The origin

When the first agent finished a real piece of work, we knew.

The first time we watched a careful, well-instrumented agent take an ambiguous request, ask a clarifying question, draft a response we'd have written ourselves, log every step, and stop at the right gate to ask a human, something clicked. This wasn't autocomplete with marketing on top. It was a real shift in what one operator could ship in a week.

The catch was obvious too. Every team we know is being told to "do something with AI" by people who have read the press releases and not the audit logs. Pilots get launched, demos get applauded, and then the operating questions show up: which data can it touch, who owns the output, what happens at 2am when it does something weird, and how do we tell whether it actually helped. Without those answers, the magic stays in the demo.

addAItive is the firm we wished existed when we were running those teams ourselves. A senior operator at the table. The boring work taken seriously: governance, compliance, evaluation, security, the audit trail, the named human owner. The interesting work shipped on top of that foundation: real agents, real factories, training that survives turnover, a maturity journey your board can read in fifteen minutes.

We work in the systems and teams you already have. The premise is in the name: AI that adds to what you've built. If we do this right, your best people get their best hours back, your team gets a little sharper each quarter, and the audit trail looks better than it did the year before.

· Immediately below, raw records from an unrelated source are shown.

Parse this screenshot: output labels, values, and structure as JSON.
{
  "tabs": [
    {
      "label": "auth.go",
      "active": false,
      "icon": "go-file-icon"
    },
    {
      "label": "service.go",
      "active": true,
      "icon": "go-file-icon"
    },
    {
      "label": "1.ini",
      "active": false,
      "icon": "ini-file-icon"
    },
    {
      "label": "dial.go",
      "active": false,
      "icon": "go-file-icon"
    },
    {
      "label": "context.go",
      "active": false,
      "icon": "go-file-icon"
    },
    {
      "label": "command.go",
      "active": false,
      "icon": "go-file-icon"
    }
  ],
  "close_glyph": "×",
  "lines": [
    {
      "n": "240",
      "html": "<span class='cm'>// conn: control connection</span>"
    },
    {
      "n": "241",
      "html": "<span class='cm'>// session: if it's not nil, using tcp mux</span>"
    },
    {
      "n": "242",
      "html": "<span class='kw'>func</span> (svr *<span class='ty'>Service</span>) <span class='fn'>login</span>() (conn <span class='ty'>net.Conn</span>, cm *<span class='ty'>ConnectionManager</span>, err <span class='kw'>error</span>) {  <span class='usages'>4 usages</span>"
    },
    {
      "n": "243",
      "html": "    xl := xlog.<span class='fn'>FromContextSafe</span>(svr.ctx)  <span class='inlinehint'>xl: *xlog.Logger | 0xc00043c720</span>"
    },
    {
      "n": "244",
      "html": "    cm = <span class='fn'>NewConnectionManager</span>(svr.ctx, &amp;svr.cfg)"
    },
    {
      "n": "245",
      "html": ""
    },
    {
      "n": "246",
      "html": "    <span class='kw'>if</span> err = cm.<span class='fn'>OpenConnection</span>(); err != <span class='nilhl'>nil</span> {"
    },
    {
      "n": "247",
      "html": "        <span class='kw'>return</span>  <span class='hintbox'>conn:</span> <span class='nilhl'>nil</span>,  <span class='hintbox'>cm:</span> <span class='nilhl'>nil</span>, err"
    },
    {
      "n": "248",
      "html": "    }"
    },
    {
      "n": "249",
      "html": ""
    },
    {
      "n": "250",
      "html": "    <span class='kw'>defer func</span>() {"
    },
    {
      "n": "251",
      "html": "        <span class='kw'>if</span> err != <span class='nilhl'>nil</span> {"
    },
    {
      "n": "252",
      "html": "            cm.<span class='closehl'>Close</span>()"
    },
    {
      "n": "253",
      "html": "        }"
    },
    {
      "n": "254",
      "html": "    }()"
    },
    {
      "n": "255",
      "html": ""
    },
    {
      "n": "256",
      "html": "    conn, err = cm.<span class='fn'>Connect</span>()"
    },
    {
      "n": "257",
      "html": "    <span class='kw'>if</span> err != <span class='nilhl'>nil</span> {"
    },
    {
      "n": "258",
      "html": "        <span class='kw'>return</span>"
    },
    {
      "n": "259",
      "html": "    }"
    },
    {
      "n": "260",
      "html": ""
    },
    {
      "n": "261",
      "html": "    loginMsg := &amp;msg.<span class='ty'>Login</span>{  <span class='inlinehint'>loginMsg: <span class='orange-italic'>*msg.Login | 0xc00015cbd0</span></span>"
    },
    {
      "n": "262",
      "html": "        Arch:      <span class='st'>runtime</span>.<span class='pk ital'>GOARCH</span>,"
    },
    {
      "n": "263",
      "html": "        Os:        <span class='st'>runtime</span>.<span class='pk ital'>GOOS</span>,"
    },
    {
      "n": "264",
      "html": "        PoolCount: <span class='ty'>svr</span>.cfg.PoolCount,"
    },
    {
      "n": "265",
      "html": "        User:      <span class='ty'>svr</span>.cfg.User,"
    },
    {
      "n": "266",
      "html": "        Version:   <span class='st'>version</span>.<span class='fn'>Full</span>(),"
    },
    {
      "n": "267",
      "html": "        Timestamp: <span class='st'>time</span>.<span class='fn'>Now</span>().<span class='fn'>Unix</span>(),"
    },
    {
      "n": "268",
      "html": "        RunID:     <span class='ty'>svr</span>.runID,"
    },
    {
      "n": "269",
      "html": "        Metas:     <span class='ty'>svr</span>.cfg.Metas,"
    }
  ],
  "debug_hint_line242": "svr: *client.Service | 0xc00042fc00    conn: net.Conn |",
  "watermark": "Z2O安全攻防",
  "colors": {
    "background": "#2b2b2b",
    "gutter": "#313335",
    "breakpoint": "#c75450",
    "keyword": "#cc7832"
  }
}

That's the work. If it's the work you have in front of you, we'd love to talk.

What we believe

Three principles.

01 / NAMED HUMAN Every agent has an owner. No anonymous automation. Every agent we ship is signed for by a person whose job it is to know what it does and what it doesn't.
02 / VENDOR AGNOSTIC We pick what fits the work. Cloud, hybrid, on-prem; commercial, open weights. We pick what fits the data and the risk, and we explain the trade.
03 / OPERATOR-LED We've sat in the chair you're in. Council chambers, IT war rooms, superintendent's offices, regulated environments. The advice has the calluses to back it up.